Mindfulness exercises the skill of disengaging from bad trances along with their state-dependent filters and response tendencies, and awakening to the unfiltered experience of the present moment. By intending to experience the present moment with acceptance, you cannot help but become aware of the continual shifting of attention from moment to moment and the tendency for some of these shifts to produce emotional reactions.
Everyday life will give you many opportunities to practice your intended reactions to high-risk situations. The mindfulness approach to pathogenic thinking patterns is to recognize and disengage from self-focused rumination and simply experience in an unfiltered way the present moment, and accept the experience without trying to change it even when it is unpleasant.
Students of mindfulness are taught to allow, as best they can, thoughts, feelings, and sensations to come and go as they experience the present moment.

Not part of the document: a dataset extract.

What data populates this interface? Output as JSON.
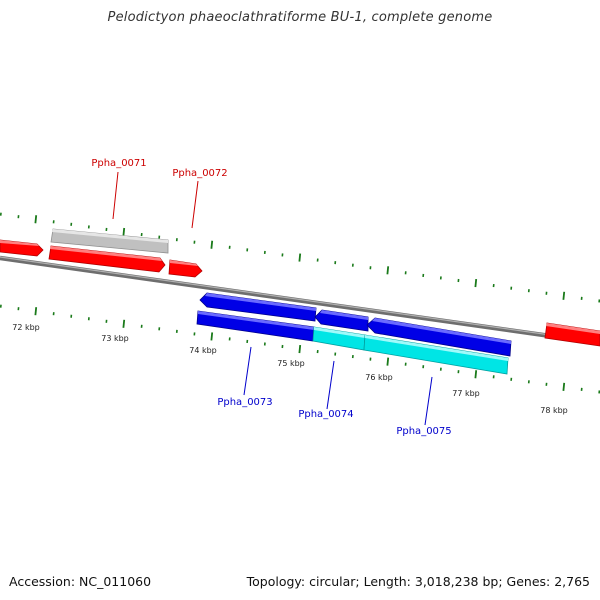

The intention is to notice, without judgment, how the mind tends to become attracted to pleasant experiences and to avoid or want relief from unpleasant experiences. The skill we are seeking is to purposely let go of problem solving and instead to observe the data of experience dispassionately.
Thought Experiment: Making the Meta-Cognitive Shift. Shift from the perspective of the individual experiencing thoughts and emotions to the perspective of the observer of the individual who is experiencing the thoughts and emotions. You may note that, like sounds, experiences such as thoughts and emotions come and go-some are pleasant while others are unpleasant. Observe experiential phenomena such as thoughts and emotional reactions from the perspective that they are merely passing events in the mind that arise, become objects of awareness, and then pass away to be replaced by the next experience. Subjective phenomena are not permanent, and are not necessarily valid representations of objective reality.